Captain Cook slumming it
Kudos for England captain Alastair Cook, who was on the bank at Anderson Park, Kelburn, for the Beige v Barmy T20 on Wednesday. Beige went 2-0 up in the series after chasing down Barmy's 129 for the loss of just two wickets. Game three, a dead rubber, is at the Auckland Domain on Thursday. Admission is understandably free.
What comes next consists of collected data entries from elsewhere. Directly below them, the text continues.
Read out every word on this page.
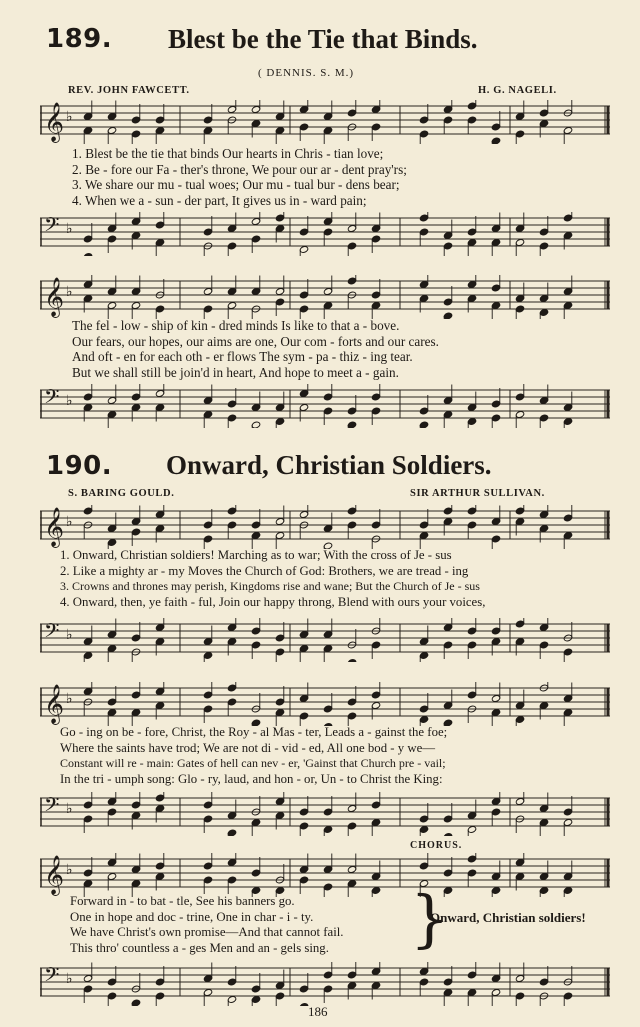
189. Blest be the Tie that Binds.
( DENNIS. S. M.)
REV. JOHN FAWCETT.	H. G. NAGELI.
𝄞 ♭
1. Blest be the tie that binds Our hearts in Chris - tian love;
2. Be - fore our Fa - ther's throne, We pour our ar - dent pray'rs;
3. We share our mu - tual woes; Our mu - tual bur - dens bear;
4. When we a - sun - der part, It gives us in - ward pain;
𝄢 ♭
𝄞 ♭
The fel - low - ship of kin - dred minds Is like to that a - bove.
Our fears, our hopes, our aims are one, Our com - forts and our cares.
And oft - en for each oth - er flows The sym - pa - thiz - ing tear.
But we shall still be join'd in heart, And hope to meet a - gain.
𝄢 ♭
190. Onward, Christian Soldiers.
S. BARING GOULD.	SIR ARTHUR SULLIVAN.
𝄞 ♭
1. Onward, Christian soldiers! Marching as to war; With the cross of Je - sus
2. Like a mighty ar - my Moves the Church of God: Brothers, we are tread - ing
3. Crowns and thrones may perish, Kingdoms rise and wane; But the Church of Je - sus
4. Onward, then, ye faith - ful, Join our happy throng, Blend with ours your voices,
𝄢 ♭
𝄞 ♭
Go - ing on be - fore, Christ, the Roy - al Mas - ter, Leads a - gainst the foe;
Where the saints have trod; We are not di - vid - ed, All one bod - y we—
Constant will re - main: Gates of hell can nev - er, 'Gainst that Church pre - vail;
In the tri - umph song: Glo - ry, laud, and hon - or, Un - to Christ the King:
𝄢 ♭
CHORUS.
𝄞 ♭
Forward in - to bat - tle, See his banners go.
One in hope and doc - trine, One in char - i - ty.
We have Christ's own promise—And that cannot fail.
This thro' countless a - ges Men and an - gels sing. }
Onward, Christian soldiers!
𝄢 ♭
186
Leicester's surprise comeback
Mark Hammett proved his sense of humour was still intact this week despite an injury crisis which forced him to call up Southlander Jason Rutledge to cover as hooker. In asking about Rutledge's call-up, a television reporter inquired instead about Rutledge's father, Leicester, a 60-year-old former All Black who played the last of his 13 tests in 1980. "You're fairly lucky," the reporter opined, "Leicester Rutledge is a pretty experienced campaigner." "Leicester Rutledge? Leicester is a very experienced campaigner," Hammett replied with a chuckle.
Import bedding in
Most blatant sponsors' plug of the week goes to the Southern Steel, who sent out a press release describing import Jhaniele Fowler's struggles to find a bed that fit her towering 1.98m frame. "My bed just didn't fit... my feet were hanging over the end, I had to sleep curled up and my back wasn't really coping with it," Fowler said. Fortunately Southern Steel sponsor Bedpost came to the party with a custom-made 2.1m long bed for the Jamaican shooter. Thank goodness, we were really worried there for a while.
Hole-some fans
A group of Galatasaray fans were caught trying to dig their way into Schalke's Veltins-Arena this week in a bid to see their team training in preparation for their Champions League encounter. Stewards discovered them trying to create a passage under a perimeter fence using only their bare hands but, with the ground frozen solid, they did not get very far.
New-age Ecclestone
Formula One chief Bernie Ecclestone, 82, has showed he's no dinosaur when it comes to the issue of women in sport. "All the things that people worry about - whether a woman can cope with the G-forces and all that - she has proven that she can," he said of Danica Patrick, who this year has joined Nascar following a stint in IndyCars. So Bernie, we're left wondering what the "all that" part of the equation is?